The world here feels like one from a fantasy novel; even our ordinary world is extraordinary. Ant Island is a lushly designed place with set rules and order, and within minutes we’ve established the order of things. I love the way the ants work together to harvest grain; I love the way they handle small problems that we as humans would never think about (what do you do when a leaf falls in your path and you can’t find the line?). But expanding from Ant Island out into the rest of the world is where this movie really flexes its worldbuilding muscles. The Bug City that Flik goes to feels nasty and gross, like New York City in “Midnight Cowboy” or even “Basket Case”. Even the characters that populate this town feel like they’re all at the end of their ropes (“Kids pulled my wings off” say the sign held by a homeless cricket sitting on a discarded bit of cardboard). The juxtaposition- the grossness of the town when compared to Ant Island- makes the Island seem like it’s worth fighting for even more.
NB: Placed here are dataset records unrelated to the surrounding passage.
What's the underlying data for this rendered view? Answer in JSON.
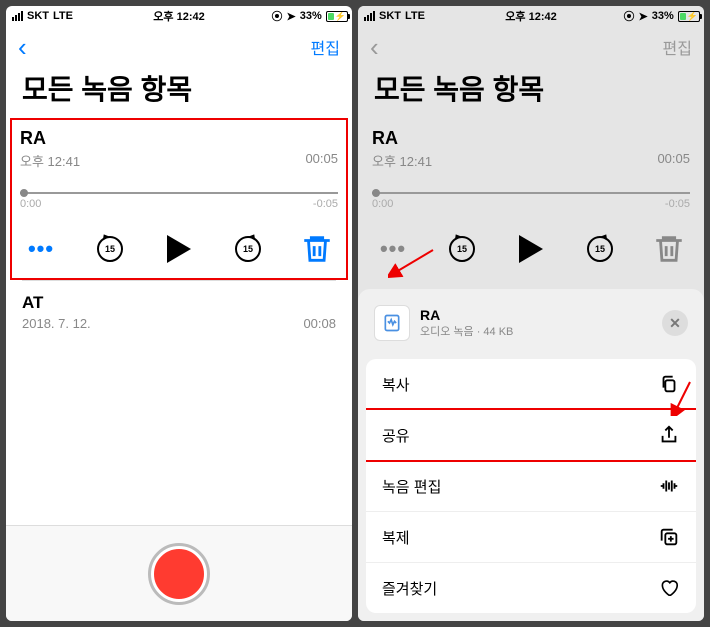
{
  "status": {
    "carrier": "SKT",
    "network": "LTE",
    "time": "오후 12:42",
    "battery_pct": "33%",
    "location_icon": "◉",
    "nav_icon": "➤"
  },
  "nav": {
    "back": "‹",
    "edit": "편집"
  },
  "title": "모든 녹음 항목",
  "expanded": {
    "name": "RA",
    "recorded_at": "오후 12:41",
    "duration": "00:05",
    "scrub_start": "0:00",
    "scrub_end": "-0:05",
    "skip_seconds": "15"
  },
  "items": [
    {
      "name": "AT",
      "date": "2018. 7. 12.",
      "duration": "00:08"
    }
  ],
  "sheet": {
    "file_name": "RA",
    "file_meta": "오디오 녹음 · 44 KB",
    "actions": {
      "copy": "복사",
      "share": "공유",
      "edit_recording": "녹음 편집",
      "duplicate": "복제",
      "favorite": "즐겨찾기"
    }
  }
}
In the end, it’s the story that brings me back to this film. If you think about it, this is kind of like “Seven Samurai” for kids with a few twists (village is being attacked by oppressive warlord; villagers hire ‘warriors’ to defend them; villagers rise to fight oppressive warlords). It’s not a perfect analogy, but it’s close enough for me. There are moments in this film that feel more epic than they have any right to be, and here I have to throw up a spoiler tag because I want to talk about the ending.
After Flik’s plan goes to ash, and Hopper seems to have won, Flik lies beaten in the dirt, about to be squished.
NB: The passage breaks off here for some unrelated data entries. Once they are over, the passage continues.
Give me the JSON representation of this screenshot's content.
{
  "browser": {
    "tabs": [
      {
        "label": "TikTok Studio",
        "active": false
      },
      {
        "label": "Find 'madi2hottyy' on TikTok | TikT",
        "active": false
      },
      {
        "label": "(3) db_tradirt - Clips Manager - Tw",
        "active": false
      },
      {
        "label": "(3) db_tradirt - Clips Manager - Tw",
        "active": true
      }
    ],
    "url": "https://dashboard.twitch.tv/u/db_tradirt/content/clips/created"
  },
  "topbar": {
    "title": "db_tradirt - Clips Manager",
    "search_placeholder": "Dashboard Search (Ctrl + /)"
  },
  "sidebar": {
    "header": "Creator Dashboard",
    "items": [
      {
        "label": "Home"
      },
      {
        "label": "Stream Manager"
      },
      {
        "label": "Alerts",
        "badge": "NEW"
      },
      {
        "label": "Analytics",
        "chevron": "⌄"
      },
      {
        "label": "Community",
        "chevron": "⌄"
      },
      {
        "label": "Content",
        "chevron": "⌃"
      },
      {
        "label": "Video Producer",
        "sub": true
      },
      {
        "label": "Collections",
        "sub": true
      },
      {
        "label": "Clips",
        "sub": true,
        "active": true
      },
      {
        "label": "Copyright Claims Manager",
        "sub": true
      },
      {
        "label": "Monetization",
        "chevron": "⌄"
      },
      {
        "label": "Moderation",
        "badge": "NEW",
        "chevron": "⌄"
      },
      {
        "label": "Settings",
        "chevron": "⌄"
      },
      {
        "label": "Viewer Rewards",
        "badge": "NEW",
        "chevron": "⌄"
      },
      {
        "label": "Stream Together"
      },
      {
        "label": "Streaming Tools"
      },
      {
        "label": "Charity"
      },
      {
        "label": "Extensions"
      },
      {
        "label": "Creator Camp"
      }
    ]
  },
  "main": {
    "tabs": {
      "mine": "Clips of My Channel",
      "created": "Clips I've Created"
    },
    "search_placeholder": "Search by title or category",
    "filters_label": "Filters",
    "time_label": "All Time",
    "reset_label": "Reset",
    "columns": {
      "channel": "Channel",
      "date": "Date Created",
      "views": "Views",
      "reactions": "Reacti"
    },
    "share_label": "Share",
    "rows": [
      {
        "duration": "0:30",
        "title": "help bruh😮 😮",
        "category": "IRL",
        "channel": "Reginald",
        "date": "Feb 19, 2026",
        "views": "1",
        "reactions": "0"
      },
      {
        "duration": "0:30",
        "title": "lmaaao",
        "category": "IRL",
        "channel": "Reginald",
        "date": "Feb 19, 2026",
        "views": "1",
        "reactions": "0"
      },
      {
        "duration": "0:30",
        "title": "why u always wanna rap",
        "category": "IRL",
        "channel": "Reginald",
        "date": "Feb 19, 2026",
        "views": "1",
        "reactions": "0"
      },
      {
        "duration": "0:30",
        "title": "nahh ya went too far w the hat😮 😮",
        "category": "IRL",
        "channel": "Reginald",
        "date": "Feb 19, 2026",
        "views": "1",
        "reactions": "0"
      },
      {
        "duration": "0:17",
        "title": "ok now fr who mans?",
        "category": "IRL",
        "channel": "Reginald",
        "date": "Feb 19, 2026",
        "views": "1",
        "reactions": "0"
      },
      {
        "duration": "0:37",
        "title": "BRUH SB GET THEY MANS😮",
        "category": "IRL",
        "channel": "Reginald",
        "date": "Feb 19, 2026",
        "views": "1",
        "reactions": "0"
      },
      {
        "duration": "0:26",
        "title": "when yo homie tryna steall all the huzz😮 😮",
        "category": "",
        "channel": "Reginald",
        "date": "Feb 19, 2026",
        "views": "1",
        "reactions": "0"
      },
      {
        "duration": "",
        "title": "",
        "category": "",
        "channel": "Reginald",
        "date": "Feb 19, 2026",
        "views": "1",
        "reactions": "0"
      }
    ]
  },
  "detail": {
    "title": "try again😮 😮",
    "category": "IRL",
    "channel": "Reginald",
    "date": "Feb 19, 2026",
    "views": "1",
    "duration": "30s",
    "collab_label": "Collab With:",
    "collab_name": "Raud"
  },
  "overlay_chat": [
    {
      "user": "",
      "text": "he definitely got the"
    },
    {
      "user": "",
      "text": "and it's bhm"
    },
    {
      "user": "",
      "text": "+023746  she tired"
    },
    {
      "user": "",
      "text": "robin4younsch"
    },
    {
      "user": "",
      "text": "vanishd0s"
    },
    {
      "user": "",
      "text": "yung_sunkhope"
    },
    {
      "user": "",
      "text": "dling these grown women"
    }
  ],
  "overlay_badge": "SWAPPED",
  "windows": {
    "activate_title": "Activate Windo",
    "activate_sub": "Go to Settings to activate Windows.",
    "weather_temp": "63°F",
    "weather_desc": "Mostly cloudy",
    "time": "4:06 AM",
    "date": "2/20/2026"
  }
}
Hopper screams to the horde of Ants: “Let this be a lesson to all you ants: ideas are very dangerous things. You are mindless, soil-shopping losers put on this Earth to serve us.”
A weak voice comes from off screen, Flik: “You’re wrong Hopper.”
Cut to Flik, struggling to his feet. Flik: “Ants are not meant to serve Grasshoppers. I’ve seen these ants do great things, and year after year they somehow manage to pick food for themselves and YOU. So who’s the weaker species? Ants don’t serve Grasshoppers. It’s you who need us. We’re a lot stronger than you say we are, and you know it, don’t you?”
A few more things transpire between Hopper, Atta and Flik, but the tide has turned in this moment. The Ants realize they are the ones that have the power, and that moment is as earned as it is powerful. It gets me so pumped up for the battle to come, and that battle does not disappoint; it feels just as epic as the Hun charge in “Mulan” or the battle at the end of “How to Train Your Dragon”.
I expected to enjoy revisiting this film, but I had not expected to love it as much as I did. I honestly think this film is more important today than it was when it hit theaters twenty years ago. “A Bug’s Life” not only holds up after twenty years, I would put it in Pixar’s top ten films (they’ve released twenty films as of the day I’m writing this).